Its pledges - including "we will further improve the mechanism for setting renminbi exchange rates" and "we will accelerate the cultivation of new rural financial institutions" and "we will continue to energetically develop financial markets and encourage financial innovation" - were almost word-for-word repetitions of last year's work report.

These are just some long-term goals instead of short-term, specific tasks that the government is due to undertake this year. These phrases reflect the government's long-term commitment.

The real thing worth paying attention to was Wen's pledge that the government will "push forward (on) the market-based reform of interest rates". That is something he perhaps deliberately avoided mentioning in last year's report when the Chinese government was still jittery during the aftermath of the financial crisis, though reforming interest rates got a mention in the 2009 report.

The reassertion of this topic was a strong signal that Chinese policymakers are ready to resume financial reform, which slowed down a bit during the financial crisis.

Indeed, Chinese policymakers are convinced that the aftermath from the financial crisis is over. Since the middle of last year, many top Chinese bankers and officials have called for market forces to play a bigger role in determining lending rates. They say this is the basis for the next steps of reforms in China's financial market.

Their calls are justifiable. If interest rates, on which most financial products and services are designed, are not orientated for the market, the marketization and reform of the financial sector will be like a building without a solid foundation.

Therefore, it is highly likely that a pilot program to allow Chinese financial institutes to get more leeway to set interest rates will be allowed this year. Interest rates are currently set by the People's Bank of China.

If China gets back to reforming interest rates, the premier's remarks on capital account reform represent a big leap.

In this year's speech, Wen vowed to "press ahead with making the renminbi convertible under capital accounts".

The internationalization of the yuan gathered pace and it was one of the few reforms that the Chinese government pushed enthusiastically during the financial crisis.

Since top leaders now believe that the financial crisis is over, we can expect that the government will reform the yuan once again.

Giving Chinese investors larger flexibility to invest overseas with the yuan is very likely to happen.

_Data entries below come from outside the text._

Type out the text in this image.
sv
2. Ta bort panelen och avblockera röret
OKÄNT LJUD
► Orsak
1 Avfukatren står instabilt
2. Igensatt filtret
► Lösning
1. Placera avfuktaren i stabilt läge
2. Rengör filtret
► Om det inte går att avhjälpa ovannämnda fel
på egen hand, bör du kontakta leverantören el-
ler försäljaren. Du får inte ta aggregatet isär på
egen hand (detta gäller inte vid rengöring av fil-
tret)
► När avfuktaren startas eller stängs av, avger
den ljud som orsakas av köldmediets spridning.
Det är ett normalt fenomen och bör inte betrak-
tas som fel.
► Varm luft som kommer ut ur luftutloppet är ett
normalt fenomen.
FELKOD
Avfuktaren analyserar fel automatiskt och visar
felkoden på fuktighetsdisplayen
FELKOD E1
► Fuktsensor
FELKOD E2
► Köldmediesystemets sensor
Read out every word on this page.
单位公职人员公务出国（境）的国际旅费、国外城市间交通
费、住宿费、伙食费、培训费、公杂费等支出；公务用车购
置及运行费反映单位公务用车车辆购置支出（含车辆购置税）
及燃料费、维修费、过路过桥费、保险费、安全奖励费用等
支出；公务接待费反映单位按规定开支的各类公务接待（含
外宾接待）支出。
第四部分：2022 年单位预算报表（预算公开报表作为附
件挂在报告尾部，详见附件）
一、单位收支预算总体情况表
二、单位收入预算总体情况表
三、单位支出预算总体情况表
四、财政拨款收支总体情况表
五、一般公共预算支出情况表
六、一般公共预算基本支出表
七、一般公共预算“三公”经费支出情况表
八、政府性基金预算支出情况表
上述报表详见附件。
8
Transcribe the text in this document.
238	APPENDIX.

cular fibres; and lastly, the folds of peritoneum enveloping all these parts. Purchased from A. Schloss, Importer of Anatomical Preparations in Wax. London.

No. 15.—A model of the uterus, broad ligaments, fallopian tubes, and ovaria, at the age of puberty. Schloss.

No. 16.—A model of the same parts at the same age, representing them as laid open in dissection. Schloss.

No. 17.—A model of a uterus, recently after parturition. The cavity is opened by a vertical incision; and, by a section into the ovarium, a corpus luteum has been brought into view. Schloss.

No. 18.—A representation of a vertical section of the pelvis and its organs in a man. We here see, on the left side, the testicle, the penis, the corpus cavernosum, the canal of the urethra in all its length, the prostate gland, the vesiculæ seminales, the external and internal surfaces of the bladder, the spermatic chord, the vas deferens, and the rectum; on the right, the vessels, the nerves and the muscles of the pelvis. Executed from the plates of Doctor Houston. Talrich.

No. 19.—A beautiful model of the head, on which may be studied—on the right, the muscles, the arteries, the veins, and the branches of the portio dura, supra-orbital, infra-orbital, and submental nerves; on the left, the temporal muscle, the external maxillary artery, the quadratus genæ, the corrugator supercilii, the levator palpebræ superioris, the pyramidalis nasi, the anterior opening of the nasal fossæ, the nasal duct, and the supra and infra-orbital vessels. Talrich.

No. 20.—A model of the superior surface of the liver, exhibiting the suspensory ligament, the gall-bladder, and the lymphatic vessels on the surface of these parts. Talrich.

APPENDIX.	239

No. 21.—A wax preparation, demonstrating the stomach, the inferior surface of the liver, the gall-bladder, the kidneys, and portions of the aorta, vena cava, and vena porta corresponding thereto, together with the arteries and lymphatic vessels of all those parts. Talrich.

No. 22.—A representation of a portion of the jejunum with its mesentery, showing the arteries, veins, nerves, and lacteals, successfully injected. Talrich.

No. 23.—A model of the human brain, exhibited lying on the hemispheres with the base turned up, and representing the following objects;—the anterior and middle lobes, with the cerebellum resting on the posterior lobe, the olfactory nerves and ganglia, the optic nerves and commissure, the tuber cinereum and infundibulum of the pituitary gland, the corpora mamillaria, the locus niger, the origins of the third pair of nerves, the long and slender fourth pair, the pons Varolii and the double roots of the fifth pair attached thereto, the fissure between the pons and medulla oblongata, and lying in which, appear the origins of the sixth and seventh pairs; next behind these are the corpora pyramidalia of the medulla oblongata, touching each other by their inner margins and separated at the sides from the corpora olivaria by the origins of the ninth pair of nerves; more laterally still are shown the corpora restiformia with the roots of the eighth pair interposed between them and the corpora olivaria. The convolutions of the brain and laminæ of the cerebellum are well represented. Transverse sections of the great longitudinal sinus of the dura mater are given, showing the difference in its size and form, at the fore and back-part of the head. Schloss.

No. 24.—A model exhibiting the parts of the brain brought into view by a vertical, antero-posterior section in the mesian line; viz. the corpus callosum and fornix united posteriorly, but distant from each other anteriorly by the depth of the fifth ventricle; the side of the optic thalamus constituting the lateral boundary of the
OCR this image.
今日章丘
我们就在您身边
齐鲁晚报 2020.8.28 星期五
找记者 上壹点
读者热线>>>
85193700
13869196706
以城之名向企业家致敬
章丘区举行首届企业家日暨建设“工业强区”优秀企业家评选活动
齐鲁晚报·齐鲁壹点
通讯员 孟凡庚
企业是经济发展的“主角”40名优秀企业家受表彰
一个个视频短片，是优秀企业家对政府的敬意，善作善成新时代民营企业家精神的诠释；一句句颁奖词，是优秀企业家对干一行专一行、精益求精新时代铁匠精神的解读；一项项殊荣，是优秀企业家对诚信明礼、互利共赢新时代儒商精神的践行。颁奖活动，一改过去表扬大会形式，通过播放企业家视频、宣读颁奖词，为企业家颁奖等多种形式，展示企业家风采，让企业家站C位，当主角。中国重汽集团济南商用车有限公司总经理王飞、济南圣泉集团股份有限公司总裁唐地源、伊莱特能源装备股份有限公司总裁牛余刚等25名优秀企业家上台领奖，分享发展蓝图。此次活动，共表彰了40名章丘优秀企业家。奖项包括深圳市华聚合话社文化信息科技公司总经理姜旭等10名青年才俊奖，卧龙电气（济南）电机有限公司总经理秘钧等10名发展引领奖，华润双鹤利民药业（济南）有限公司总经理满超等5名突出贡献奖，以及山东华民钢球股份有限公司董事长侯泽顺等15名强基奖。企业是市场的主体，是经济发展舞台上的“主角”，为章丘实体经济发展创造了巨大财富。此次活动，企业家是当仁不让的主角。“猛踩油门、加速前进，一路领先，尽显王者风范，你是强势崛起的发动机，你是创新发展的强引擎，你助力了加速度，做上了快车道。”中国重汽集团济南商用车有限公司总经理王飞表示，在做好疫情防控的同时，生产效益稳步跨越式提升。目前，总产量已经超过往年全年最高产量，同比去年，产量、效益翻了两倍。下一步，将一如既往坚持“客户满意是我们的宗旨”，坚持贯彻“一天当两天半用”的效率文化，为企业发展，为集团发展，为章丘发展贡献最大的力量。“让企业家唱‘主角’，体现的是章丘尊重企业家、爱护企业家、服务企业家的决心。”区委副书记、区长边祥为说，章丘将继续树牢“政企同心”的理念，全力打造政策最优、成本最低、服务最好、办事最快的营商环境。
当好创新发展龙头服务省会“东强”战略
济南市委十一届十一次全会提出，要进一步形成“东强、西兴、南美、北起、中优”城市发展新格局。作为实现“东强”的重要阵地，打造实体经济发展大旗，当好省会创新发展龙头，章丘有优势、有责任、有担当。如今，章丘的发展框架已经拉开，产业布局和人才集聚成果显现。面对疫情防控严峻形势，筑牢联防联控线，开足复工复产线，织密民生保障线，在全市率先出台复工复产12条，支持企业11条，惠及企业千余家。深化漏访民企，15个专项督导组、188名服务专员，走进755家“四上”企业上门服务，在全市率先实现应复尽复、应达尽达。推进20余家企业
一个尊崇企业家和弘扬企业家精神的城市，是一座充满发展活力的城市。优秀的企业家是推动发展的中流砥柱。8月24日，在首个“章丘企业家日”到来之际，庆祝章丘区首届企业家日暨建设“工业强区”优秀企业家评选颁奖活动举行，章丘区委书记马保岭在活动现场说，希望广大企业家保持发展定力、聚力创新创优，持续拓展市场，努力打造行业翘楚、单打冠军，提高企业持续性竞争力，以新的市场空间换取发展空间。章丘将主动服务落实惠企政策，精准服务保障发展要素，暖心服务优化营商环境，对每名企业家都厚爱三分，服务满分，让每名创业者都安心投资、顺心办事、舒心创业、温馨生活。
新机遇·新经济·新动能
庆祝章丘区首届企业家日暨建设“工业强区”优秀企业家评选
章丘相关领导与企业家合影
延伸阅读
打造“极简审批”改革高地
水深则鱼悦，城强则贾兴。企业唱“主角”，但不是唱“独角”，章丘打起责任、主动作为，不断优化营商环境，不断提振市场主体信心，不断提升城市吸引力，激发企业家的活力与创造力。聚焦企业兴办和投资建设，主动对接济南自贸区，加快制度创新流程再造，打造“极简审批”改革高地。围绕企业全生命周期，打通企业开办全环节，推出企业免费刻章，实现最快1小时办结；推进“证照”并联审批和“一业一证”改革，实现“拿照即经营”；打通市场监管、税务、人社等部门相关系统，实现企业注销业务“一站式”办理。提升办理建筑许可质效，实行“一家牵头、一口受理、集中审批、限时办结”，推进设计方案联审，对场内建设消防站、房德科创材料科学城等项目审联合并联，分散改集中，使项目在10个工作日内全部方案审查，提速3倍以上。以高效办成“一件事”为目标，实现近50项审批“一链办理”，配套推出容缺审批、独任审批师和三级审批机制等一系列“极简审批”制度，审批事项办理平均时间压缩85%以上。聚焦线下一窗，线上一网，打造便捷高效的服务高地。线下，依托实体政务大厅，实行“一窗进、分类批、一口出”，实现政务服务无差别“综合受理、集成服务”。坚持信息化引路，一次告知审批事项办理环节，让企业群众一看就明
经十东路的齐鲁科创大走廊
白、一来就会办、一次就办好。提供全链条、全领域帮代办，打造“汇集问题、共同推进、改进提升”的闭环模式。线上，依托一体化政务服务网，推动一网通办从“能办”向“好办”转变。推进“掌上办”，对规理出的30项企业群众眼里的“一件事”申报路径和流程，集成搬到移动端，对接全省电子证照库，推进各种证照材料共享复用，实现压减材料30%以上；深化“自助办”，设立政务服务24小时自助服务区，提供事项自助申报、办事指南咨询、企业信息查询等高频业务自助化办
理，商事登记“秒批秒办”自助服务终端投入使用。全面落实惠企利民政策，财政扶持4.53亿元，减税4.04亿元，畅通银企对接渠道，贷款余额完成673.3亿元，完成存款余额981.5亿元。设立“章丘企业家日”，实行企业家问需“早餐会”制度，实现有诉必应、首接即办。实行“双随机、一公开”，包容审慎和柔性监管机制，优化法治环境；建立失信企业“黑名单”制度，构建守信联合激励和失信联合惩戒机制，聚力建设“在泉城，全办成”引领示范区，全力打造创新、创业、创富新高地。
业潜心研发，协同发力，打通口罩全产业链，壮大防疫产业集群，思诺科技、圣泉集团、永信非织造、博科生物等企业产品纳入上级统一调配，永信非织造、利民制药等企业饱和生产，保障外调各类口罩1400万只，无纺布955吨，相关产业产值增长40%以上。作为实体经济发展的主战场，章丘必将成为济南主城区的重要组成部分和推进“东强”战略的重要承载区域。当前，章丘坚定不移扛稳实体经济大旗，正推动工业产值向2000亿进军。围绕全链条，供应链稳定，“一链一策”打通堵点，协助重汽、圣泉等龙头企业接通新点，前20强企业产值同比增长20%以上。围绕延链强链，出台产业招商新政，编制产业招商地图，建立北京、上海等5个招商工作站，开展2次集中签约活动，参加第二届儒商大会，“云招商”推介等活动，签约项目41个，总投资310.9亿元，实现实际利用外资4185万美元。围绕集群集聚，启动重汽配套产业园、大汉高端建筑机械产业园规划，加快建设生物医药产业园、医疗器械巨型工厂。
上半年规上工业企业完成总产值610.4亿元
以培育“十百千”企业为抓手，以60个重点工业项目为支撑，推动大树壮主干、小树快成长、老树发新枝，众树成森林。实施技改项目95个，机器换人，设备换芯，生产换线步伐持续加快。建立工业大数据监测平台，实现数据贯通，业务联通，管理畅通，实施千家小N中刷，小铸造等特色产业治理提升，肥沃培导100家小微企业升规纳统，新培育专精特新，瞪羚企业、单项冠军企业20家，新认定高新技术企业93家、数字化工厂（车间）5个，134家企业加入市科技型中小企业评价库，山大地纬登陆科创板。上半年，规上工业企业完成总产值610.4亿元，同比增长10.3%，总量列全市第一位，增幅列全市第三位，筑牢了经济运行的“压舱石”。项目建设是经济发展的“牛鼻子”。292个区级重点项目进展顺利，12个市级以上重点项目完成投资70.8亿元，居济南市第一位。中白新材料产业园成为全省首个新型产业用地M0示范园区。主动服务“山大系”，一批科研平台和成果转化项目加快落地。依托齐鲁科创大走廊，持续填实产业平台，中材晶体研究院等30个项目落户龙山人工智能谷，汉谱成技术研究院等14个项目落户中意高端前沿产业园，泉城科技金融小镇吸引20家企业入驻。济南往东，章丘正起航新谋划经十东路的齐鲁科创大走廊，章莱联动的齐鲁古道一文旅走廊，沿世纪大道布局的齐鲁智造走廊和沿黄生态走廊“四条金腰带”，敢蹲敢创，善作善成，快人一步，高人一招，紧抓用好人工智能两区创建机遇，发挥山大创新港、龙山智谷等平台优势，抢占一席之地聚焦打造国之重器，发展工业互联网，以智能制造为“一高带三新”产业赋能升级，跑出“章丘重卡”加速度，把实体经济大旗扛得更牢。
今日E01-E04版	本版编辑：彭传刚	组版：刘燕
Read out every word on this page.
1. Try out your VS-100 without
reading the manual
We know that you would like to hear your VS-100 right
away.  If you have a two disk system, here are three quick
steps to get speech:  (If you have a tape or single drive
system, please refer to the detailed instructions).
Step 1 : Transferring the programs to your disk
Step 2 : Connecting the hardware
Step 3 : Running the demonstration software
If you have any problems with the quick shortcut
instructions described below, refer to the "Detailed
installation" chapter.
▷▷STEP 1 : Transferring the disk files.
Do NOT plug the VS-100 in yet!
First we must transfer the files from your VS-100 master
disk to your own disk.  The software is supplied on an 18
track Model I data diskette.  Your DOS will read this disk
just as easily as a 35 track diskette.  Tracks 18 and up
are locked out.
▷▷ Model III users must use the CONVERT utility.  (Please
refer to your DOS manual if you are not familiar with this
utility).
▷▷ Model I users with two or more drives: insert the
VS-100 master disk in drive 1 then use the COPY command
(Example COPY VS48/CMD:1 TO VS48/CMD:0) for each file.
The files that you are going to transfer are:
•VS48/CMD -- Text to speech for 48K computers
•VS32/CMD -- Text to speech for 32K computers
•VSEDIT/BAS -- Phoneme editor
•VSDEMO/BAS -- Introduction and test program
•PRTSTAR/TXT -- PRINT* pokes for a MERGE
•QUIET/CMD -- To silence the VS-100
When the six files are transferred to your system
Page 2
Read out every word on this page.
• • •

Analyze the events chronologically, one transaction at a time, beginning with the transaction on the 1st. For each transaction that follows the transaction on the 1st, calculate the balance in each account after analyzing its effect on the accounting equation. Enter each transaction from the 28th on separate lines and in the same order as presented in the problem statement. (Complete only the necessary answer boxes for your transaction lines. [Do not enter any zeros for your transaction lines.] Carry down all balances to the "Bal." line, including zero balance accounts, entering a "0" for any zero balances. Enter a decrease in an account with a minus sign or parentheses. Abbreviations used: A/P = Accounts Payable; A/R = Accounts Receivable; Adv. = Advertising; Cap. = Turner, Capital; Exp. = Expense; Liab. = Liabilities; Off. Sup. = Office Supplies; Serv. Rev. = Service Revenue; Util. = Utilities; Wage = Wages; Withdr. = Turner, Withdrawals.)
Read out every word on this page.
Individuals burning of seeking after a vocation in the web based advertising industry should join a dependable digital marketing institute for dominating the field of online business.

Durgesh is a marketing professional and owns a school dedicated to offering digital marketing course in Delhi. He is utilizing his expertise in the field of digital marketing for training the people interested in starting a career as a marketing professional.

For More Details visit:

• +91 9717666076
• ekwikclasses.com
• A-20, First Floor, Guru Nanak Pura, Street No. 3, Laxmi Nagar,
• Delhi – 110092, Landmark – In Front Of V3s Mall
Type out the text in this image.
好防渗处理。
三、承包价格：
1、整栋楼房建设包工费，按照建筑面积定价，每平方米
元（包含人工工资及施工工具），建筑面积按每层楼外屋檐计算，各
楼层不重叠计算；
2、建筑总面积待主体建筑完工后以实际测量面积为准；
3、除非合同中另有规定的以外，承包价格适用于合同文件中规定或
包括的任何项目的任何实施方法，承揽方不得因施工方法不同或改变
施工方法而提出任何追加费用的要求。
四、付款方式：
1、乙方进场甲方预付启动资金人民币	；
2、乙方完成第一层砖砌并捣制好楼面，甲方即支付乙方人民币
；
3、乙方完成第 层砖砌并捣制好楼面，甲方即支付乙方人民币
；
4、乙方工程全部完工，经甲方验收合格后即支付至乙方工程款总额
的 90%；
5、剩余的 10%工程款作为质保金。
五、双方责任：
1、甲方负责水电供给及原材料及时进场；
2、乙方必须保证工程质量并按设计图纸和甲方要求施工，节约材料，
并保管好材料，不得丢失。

So far, investors in Wenzhou, East China's Zhejiang province, and some places in Northwest China's Xinjiang Uygur autonomous region are allowed to make outbound investments using the yuan. The policy is almost surely to be opened wider in both breadth and depth this year.

But since Chinese policymakers are fearful of hot money inflows in the fight against inflation, efforts to open up capital accounts for overseas businesses interested in investing in China may be on the back burner.

In last year's report, the most important task, Wen said, was to "keep economic growth at a relatively fast and stable level". But this year, he said, the top priority is to "keep overall price levels relatively stable".

The issue over hot money inflows was not mentioned in last year's report, but it was mentioned in this year's report. Wen said: "We will closely monitor and control cross-border capital flows and prevent the influx of hot money."

Although substantial breakthroughs to open the yuan capital account for foreign businesses may not happen anytime soon, we should not rule out the possibilities that some pilot programs will be launched.

But the launch of the international board, which allows foreign companies to become listed in China's markets and raise funds using the yuan, will perhaps move up on the government's agenda. And the effort to allow Hong Kong investors to invest in the mainland's A-share market may also get more attention.

The author, based in Shanghai, is a financial analyst with a multinational insurance company.